New Privilege Recognized
The court held that a victim–advocate privilege in sexual-assault cases met the Jaffee factors. The need for “confidence and trust” exists because victims need a confidential setting to fully disclose “facts, emotions, and fears regarding the assault” necessary to receive the proper assistance. It serves public interest because ensuring confidence increases the likelihood that sexual-assault victims will report the events and, “[c]onsidering how widespread and yet underreported sexual violence apparently is in the United States today, encouraging victim speech is especially important.”
The court found that denying the privilege would not provide adversaries with any significant evidentiary benefit because, without the privilege, the victims would not reveal incriminating evidence to their advocates. In other words, this “unspoken evidence” is inherently undiscoverable even if there is no privilege.
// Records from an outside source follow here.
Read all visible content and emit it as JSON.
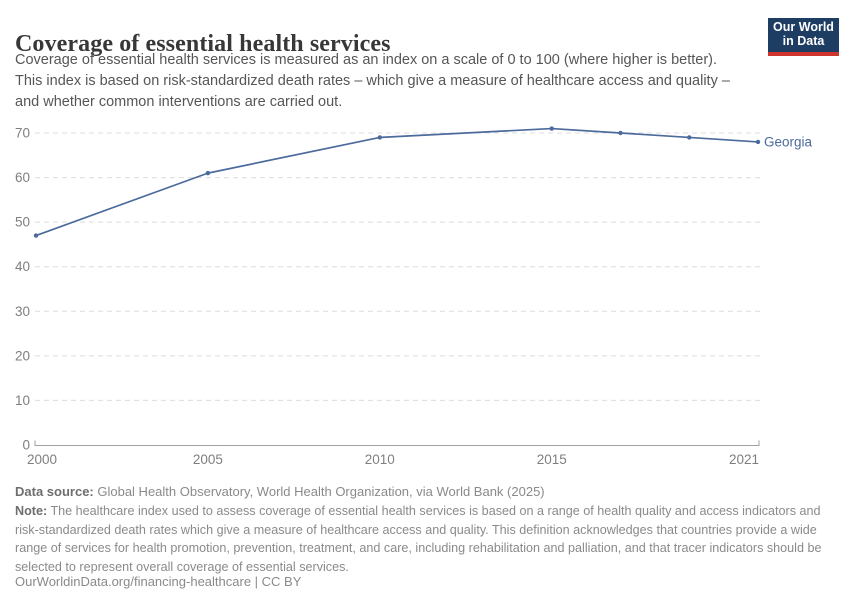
{
  "header": {
    "title": "Coverage of essential health services",
    "subtitle_lines": [
      "Coverage of essential health services is measured as an index on a scale of 0 to 100 (where higher is better).",
      "This index is based on risk-standardized death rates – which give a measure of healthcare access and quality –",
      "and whether common interventions are carried out."
    ],
    "logo": {
      "line1": "Our World",
      "line2": "in Data"
    }
  },
  "chart_data": {
    "type": "line",
    "title": "Coverage of essential health services",
    "xlabel": "",
    "ylabel": "",
    "xlim": [
      2000,
      2021
    ],
    "ylim": [
      0,
      70
    ],
    "x_ticks": [
      2000,
      2005,
      2010,
      2015,
      2021
    ],
    "y_ticks": [
      0,
      10,
      20,
      30,
      40,
      50,
      60,
      70
    ],
    "grid": "horizontal-dashed",
    "legend_position": "end-of-line-label",
    "series": [
      {
        "name": "Georgia",
        "color": "#4c6a9c",
        "x": [
          2000,
          2005,
          2010,
          2015,
          2017,
          2019,
          2021
        ],
        "values": [
          47,
          61,
          69,
          71,
          70,
          69,
          68
        ]
      }
    ]
  },
  "footer": {
    "data_source_label": "Data source:",
    "data_source": " Global Health Observatory, World Health Organization, via World Bank (2025)",
    "note_label": "Note:",
    "note": " The healthcare index used to assess coverage of essential health services is based on a range of health quality and access indicators and risk-standardized death rates which give a measure of healthcare access and quality. This definition acknowledges that countries provide a wide range of services for health promotion, prevention, treatment, and care, including rehabilitation and palliation, and that tracer indicators should be selected to represent overall coverage of essential services.",
    "url_line": "OurWorldinData.org/financing-healthcare | CC BY"
  },
  "colors": {
    "line": "#4c6a9c",
    "grid": "#dcdcdc",
    "tick_text": "#7f7f7f",
    "axis": "#a0a0a0",
    "logo_navy": "#1d3d63",
    "logo_red": "#cf342c"
  }
}
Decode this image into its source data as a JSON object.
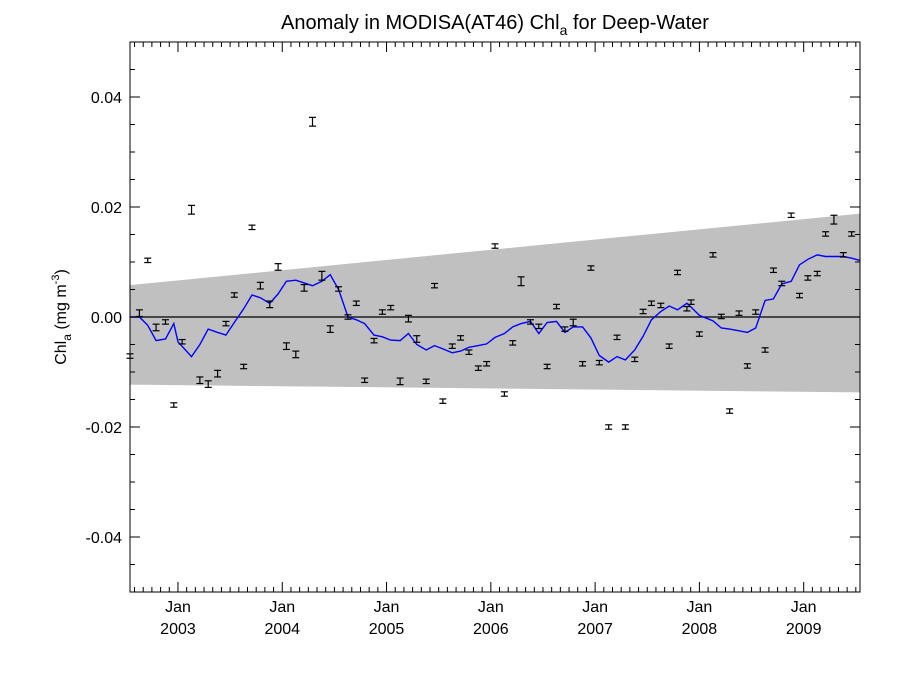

And finally, the court noted that 40 states and the District of Columbia have statutes protecting, to varying degrees, the confidentiality of victim–advocate communications.
But It’s Qualified
Most, if not all, of these 40 statutes, however, permit disclosure of confidential communications in certain circumstances. So, the court held that the victim–advocate privilege is qualified, meaning that “communications otherwise protected under this privilege may be released if the Court determines that their theoretical relevance outweighs the public policy in favor of keeping them confidential.”
And the court has the “duty”—not the option—to review the communications’ content in camera before making this determination.